Authorities say that a possible criminal violation - they wouldn't say what - happened during Adrian Guthrie's visit Friday to the Southeast Alaska Regional Health Consortium clinic in Ketchikan.Nobody at the clinic wanted to press charges against Guthrie, director Bill Burton said. But the incident raised concern that a police officer should monitor medical visits by Guthrie and Simon Roberts, another 17-year-old Tlingit Indian banished for a year to 18 months.

"They're technically prisoners, and prisoners are always accompanied by a state trooper or police officer," Burton said.

Stephen West, assistant district attorney in Ketchikan, said he would decide in the next couple of days whether the state would file charges against Guthrie.

Guthrie, who needed wisdom teeth removed, was in the custody of Rudy James, the Tlingit man who persuaded a Washington state judge to allow a tribal court to sentence the teens.

The two cousins had pleaded guilty in May to robbing and beating a pizza deliveryman with a baseball bat.
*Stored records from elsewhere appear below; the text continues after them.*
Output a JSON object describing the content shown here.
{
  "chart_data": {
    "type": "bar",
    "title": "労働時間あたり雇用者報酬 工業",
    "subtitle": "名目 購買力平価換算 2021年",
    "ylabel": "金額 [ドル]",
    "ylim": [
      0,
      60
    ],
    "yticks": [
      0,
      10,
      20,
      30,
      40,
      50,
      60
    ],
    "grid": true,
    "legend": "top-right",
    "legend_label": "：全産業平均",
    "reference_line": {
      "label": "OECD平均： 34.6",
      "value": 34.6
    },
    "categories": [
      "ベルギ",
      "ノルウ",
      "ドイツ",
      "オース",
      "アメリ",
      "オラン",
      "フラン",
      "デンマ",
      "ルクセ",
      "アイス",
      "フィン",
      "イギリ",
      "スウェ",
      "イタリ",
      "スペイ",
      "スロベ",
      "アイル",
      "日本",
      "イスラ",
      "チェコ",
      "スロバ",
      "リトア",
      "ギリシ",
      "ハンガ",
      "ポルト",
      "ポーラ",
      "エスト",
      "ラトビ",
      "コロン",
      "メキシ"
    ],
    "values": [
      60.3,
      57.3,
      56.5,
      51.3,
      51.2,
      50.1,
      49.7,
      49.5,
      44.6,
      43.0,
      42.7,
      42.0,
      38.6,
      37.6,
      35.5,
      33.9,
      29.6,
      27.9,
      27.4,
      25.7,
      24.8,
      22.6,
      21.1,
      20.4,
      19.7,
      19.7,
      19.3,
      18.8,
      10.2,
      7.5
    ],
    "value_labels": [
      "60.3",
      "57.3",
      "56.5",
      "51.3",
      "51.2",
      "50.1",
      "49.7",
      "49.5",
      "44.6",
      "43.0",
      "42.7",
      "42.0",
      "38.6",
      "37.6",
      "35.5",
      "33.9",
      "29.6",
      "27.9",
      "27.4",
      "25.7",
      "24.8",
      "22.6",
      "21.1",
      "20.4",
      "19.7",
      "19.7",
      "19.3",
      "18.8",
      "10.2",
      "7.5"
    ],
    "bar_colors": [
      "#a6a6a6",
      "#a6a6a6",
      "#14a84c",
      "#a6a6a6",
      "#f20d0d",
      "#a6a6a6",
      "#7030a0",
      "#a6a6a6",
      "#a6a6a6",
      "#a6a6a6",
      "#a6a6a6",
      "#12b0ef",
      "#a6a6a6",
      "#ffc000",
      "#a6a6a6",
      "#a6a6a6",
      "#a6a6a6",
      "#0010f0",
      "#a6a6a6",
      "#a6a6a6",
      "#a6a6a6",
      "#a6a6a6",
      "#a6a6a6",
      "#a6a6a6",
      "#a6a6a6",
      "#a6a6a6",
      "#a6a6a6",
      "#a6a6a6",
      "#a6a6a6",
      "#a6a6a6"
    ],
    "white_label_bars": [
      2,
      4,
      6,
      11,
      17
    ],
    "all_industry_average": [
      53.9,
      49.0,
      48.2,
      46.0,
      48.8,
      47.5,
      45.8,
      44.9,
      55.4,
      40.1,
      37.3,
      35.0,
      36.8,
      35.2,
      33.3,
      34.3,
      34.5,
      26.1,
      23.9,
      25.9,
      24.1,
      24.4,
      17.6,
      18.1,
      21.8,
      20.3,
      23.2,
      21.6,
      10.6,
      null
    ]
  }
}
The deliveryman suffered permanent damage to his sight and hearing.

Guthrie and Roberts were banished in September to separate, uninhabited islands in Alaska's vast Alexander Archipelago.

Guthrie was not immediately returned to his island because tribal officials wanted to be sure he did not get an infection from the dental work, according to KOMO-TV in Seattle.

The youths are supposed to spend their banishment living off the land, purifying themselves and reflecting on the shame they have brought their people.